With the policy, the territorial government is fulfilling its obligations set out the in the Nunavut Land Claims Agreement, stated acting assistant deputy minister of the department of human resources Richard Paton via email.

"The primary way we encourage beneficiary employment in the GN is through our Priority Hiring Policy, which is similar to employment practices elsewhere in the country as it relates to an under-employed workforce," he stated. "In Nunavut, Inuit beneficiaries are entitled under the NLCA to be employed at a representative level of the total number of beneficiaries in the territory and that percentage is 85 per cent."

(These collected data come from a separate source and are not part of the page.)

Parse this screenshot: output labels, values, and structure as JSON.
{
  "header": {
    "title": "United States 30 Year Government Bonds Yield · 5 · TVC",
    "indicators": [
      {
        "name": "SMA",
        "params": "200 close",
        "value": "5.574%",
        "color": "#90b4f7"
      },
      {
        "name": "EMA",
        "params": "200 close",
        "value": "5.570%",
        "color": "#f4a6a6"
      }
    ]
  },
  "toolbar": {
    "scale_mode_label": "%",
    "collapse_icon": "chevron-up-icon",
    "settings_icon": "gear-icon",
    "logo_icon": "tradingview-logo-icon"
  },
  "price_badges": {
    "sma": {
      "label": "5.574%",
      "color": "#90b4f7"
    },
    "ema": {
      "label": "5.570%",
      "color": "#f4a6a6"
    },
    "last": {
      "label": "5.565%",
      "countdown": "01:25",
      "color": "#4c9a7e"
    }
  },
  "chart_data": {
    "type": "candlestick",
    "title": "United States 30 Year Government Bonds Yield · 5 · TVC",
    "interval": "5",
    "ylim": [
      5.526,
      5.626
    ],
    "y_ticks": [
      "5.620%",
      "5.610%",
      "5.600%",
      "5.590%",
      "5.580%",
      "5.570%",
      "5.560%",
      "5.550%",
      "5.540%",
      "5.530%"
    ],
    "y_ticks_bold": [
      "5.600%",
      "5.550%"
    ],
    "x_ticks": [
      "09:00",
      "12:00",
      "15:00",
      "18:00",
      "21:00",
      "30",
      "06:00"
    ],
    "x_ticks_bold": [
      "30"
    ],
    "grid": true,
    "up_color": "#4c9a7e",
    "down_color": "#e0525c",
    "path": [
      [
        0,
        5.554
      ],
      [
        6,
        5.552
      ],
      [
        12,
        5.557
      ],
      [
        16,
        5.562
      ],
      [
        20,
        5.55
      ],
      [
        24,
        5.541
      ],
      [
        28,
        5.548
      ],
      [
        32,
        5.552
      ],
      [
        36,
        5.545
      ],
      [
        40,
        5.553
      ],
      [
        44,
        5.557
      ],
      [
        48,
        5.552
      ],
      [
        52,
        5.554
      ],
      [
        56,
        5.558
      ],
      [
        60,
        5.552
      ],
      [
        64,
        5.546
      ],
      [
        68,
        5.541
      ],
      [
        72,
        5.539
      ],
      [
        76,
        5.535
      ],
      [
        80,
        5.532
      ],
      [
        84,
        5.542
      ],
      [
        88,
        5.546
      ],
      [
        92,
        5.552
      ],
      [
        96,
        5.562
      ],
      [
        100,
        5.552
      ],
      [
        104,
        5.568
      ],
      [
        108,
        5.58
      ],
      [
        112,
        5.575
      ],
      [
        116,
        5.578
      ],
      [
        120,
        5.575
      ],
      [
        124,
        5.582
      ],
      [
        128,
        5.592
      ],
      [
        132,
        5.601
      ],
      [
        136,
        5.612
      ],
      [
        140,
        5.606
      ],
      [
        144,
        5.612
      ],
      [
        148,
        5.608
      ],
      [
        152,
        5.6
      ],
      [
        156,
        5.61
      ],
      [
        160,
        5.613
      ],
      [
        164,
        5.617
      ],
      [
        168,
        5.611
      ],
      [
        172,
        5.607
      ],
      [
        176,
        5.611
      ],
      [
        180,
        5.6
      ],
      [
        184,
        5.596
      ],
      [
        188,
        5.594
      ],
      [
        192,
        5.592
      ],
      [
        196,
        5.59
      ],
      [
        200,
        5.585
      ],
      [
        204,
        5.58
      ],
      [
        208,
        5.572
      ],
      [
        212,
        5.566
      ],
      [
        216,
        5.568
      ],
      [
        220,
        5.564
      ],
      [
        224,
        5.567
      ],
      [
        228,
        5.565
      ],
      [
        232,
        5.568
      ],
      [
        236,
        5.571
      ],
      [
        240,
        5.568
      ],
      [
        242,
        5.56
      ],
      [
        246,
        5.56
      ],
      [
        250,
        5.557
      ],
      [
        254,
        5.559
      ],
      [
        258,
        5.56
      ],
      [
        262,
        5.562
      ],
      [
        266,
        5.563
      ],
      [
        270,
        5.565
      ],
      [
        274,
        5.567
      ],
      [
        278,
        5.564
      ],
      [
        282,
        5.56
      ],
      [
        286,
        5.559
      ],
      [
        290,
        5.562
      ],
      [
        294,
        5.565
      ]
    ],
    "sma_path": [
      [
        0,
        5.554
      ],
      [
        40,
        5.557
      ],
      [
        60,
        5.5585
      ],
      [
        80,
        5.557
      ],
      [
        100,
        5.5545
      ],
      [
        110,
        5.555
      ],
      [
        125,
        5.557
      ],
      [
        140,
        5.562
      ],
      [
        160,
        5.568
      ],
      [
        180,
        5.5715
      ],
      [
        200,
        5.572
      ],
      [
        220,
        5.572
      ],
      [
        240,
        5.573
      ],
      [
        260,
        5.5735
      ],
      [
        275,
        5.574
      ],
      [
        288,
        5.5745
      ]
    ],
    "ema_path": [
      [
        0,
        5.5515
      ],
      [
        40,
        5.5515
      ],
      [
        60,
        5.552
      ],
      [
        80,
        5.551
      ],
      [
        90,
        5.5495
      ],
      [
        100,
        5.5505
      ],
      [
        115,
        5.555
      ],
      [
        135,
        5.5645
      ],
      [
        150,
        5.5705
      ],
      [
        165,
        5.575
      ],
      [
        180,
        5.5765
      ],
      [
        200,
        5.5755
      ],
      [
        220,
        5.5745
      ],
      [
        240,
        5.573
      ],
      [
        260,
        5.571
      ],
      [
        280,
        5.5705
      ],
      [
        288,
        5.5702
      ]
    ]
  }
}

Vetters stated it is "good" to give Nunavut beneficiaries a "fair chance" to get employment within all sectors, but she has issues with two things. When long-term residents of Nunavut are denied employment, "it is not right," she stated.

"There should be equal opportunity for those people," stated Veters. "I understand all of the jobs should not be given to southern hires but when you are trying to make a life and cannot find a job, it is hard to want to stay."

And many positions within the GN and others are not filled due to the lack of qualified people, stated Veters. Nunavut residents and those who have lived in the territory for a certain period of time should also have the same benefits, she stated.

"The priority hiring policy should look at qualifications equally and if two candidates are both qualified, then take the beneficiary for that position," she stated. "I think anyone who is born and grew up in the territory should have all the same rights when it comes to employment as beneficiaries."